Racist violence and other acts of bigotry, such as the desecration of synagogues and mosques, have increased since Trump’s election. In May, a KKK chapter announced it would hold a cross burning in Asheboro, N.C.; the event went on, but in private, while anti-racist counter-demonstrators took over the space in front of the local monument to the Confederacy.

Trump’s remarks following the terrorism in Charlottesville, in which he insisted on placing blame for the violence on “all sides,” further lifted the spirits of the racists, fascists, and the “alt-right.” But the huge outpouring of protesters around the country, and especially in Boston, gave evidence that mass counter-mobilizations are the surest way to deflate and deflect these reactionary forces. It underscored that masses of people are determined to join the fight against racist intolerance and the ultra-right.

Moreover, Boston showed that truly massive counter-protests are effective in helping to avoid the sort of violence that took place in Charlottesville. The huge demonstration of people who declared, “Hate has no home in Boston,” was able to scare away the Klan and other violence-prone thugs who had hoped to attend the rightist rally.
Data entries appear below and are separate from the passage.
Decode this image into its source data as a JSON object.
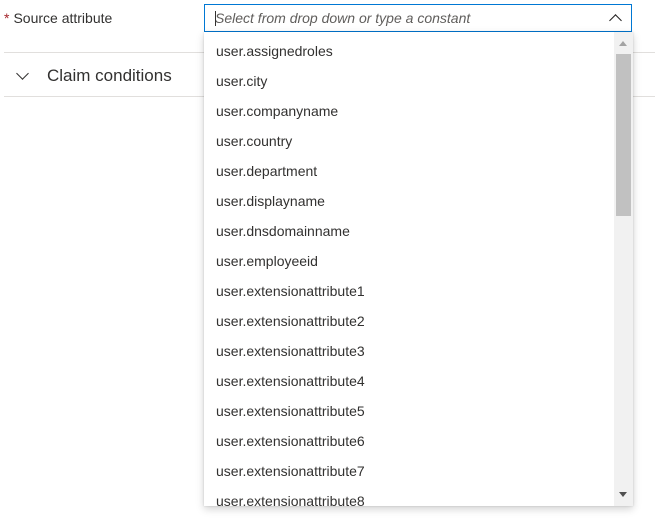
{
  "source_attribute": {
    "required_marker": "*",
    "label": "Source attribute",
    "input": {
      "value": "",
      "placeholder": "Select from drop down or type a constant"
    },
    "expanded": true,
    "options": [
      "user.assignedroles",
      "user.city",
      "user.companyname",
      "user.country",
      "user.department",
      "user.displayname",
      "user.dnsdomainname",
      "user.employeeid",
      "user.extensionattribute1",
      "user.extensionattribute2",
      "user.extensionattribute3",
      "user.extensionattribute4",
      "user.extensionattribute5",
      "user.extensionattribute6",
      "user.extensionattribute7",
      "user.extensionattribute8"
    ]
  },
  "claim_conditions": {
    "label": "Claim conditions",
    "expanded": false
  },
  "colors": {
    "accent": "#0078d4",
    "required": "#a4262c",
    "text": "#323130",
    "divider": "#e1dfdd"
  }
}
White supremacists planned at least nine rallies nationwide for the weekend of Aug. 19-20 alone. But in virtually every case, protesters came out in even greater numbers to counter the racist events.

Some of the rightists’ rallies, as in Dallas, were called ostensibly to denounce plans to dismantle the statues celebrating the slave-holding Confederacy, which were set up throughout the South during the days of Jim Crow segregation. The Dallas anti-racist counter-mobilization drew over 2000 participants, who chanted, “This is not Charlottesville!” Unfortunately, towards the end, non-violent protesters were dispersed by police in riot gear and on horses.

Hundreds marched to Martin Luther King’s tomb in Atlanta on Aug. 19 in a protest against white supremacy organized by a new coalition of civil and human rights groups, Georgia Resists. Also on Aug. 19, at least 4000 protested a right-wing event in Vancouver, B.C. The right-wingers, some of whom carried Confederate flags, said that they were opposing Islam and the Canadian government’s immigration policies.

Right-wingers have planned events in San Francisco and Berkeley on the weekend of Aug. 26-27, and broad coalitions have been formed to organize large counter-mobilizations. The Rally Against Hate scheduled for Sunday, Aug. 27, in Berkeley’s Martin Luther King Park, has won the endorsement of some 40 groups, including the Alameda County Central Labor Council and several unions, as well as socialist and community groups.

ILWU Local 10 has voted to stop work on Aug. 26, and to march to Crissy Field in San Francisco to counter the rally of neo-Nazis that is planned there (see the union’s statement below). Hopefully, the statement of the longshore union will serve as a wake-up call to the labor movement as a whole to involve itself fully in the fight against white supremacy and the fascists. It is a matter of self-survival that they do so.

Will the ruling class obtain a more “moderate” Trump?

The fact that the fascists have met resistance around the country has reinforced the understanding by the major sector of the U.S. ruling class that now is not the time to lift its mask of “tolerance” and “democracy.” Accordingly, a host of politicians and corporate CEOs have seized the opportunity to proclaim their abhorrence of racism, their anger over the events in Charlottesville, and their horror over the resurgence of overt fascist groupings—although not long ago they were happy enough to work with the fascists in the Ukraine.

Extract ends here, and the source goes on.